Seriam cortados recursos do Comitê Brasileiro de Clubes, da Confederação Brasileira de Desporto Universitário e da Confederação Brasileira de Desporto Escolar. Também seria cortada parte da verba que era direcionada às secretarias estaduais de esporte e parte do que iria para o Ministério do Esporte. Isso é muita coisa. Nós tivemos que fazer muita mobilização em torno disso, o setor nunca tinha conseguido se unir dessa forma. É uma pena que tudo tenha sido feito dessa maneira pela presidência como foi, sem conversar com os ministros, tanto da Cultura quanto do Esporte, mas eles se manifestaram publicamente. A presidência não teve o cuidado, mas por outro lado são situações como essas que ocasionam essa união inédita. Fomos para Brasília lutar por isso e construímos uma campanha com vídeos nas redes sociais. Isso foi importante para estabelecer essa mudança. 

A MP 846 garante o investimento de R$ 630 milhões no esporte, mas mexe na distribuição desses recursos. Qual é o posicionamento da Atletas para o Brasil sobre esse novo plano? 
Nós estamos estudando as proporções desse novo cálculo, mas provavelmente vamos sugerir algumas melhorias, especialmente para que aumentem a verba que irá para as secretarias estaduais. Dentro dessa reorganização com a MP 846, as secretarias estaduais voltaram a receber recursos, mas menos do que antes. Defendemos que as secretarias estaduais recebam mais porque o trabalho delas é fundamental para proporcionar acesso de toda a população ao esporte. 
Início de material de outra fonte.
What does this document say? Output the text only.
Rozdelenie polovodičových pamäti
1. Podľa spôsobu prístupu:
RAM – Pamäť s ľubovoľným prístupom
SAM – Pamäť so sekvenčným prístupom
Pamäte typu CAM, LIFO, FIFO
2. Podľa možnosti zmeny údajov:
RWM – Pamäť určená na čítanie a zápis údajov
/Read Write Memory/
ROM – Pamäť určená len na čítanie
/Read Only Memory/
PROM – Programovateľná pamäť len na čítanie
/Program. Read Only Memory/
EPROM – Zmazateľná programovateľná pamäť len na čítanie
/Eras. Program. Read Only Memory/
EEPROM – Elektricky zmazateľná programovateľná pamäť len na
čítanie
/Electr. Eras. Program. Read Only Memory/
O presidente ainda usou o termo "estamos construindo uma nova página do esporte". Essa nova medida provisória realmente resolve o problema ou há apreensão por uma possível mudança de planos? 
A gente recebe todo tipo de informação com cautela e receio, principalmente pela forma como foi conduzida a medida provisória 841. Nós vamos aguardar porque ainda terá uma comissão para analisar a MP 846. Vamos acompanhar esse trabalho de maneira muito próxima para entender se realmente haverá essa consolidação da importância do esporte ou se podem aparecer novos cortes. 

Nesse momento é muito difícil afirmar que não haverá mudança porque as coisas podem mudar totalmente. Temos que acompanhar, ficar muito atentos, mas principalmente estarmos sempre unidos para agirmos juntos caso algum retrocesso seja colocado em pauta novamente. 

Essas oscilações podem afetar a preparação para a disputa das próximas grandes competições, como os Jogos Pan-Americanos de 2019, no Peru, e os Jogos Olímpicos de 2020, em Tóquio? 
Isso influencia diretamente quando se fala em qualquer disputa de competição - mesmo que nosso foco seja o trabalho com as políticas públicas - mas você precisa ter planejamento e monitoramento para obter resultados. Se você planeja o ciclo de quatro anos para disputar os Jogos Olímpicos, por exemplo, e você tem no meio desse ciclo um corte, isso acaba com todos os planos. Outra coisa fundamental é o número de competições das quais os atletas podem participar, é fundamental que eles possam treinar em um nível internacional e essa dúvida sobre o futuro atrapalha toda a preparação.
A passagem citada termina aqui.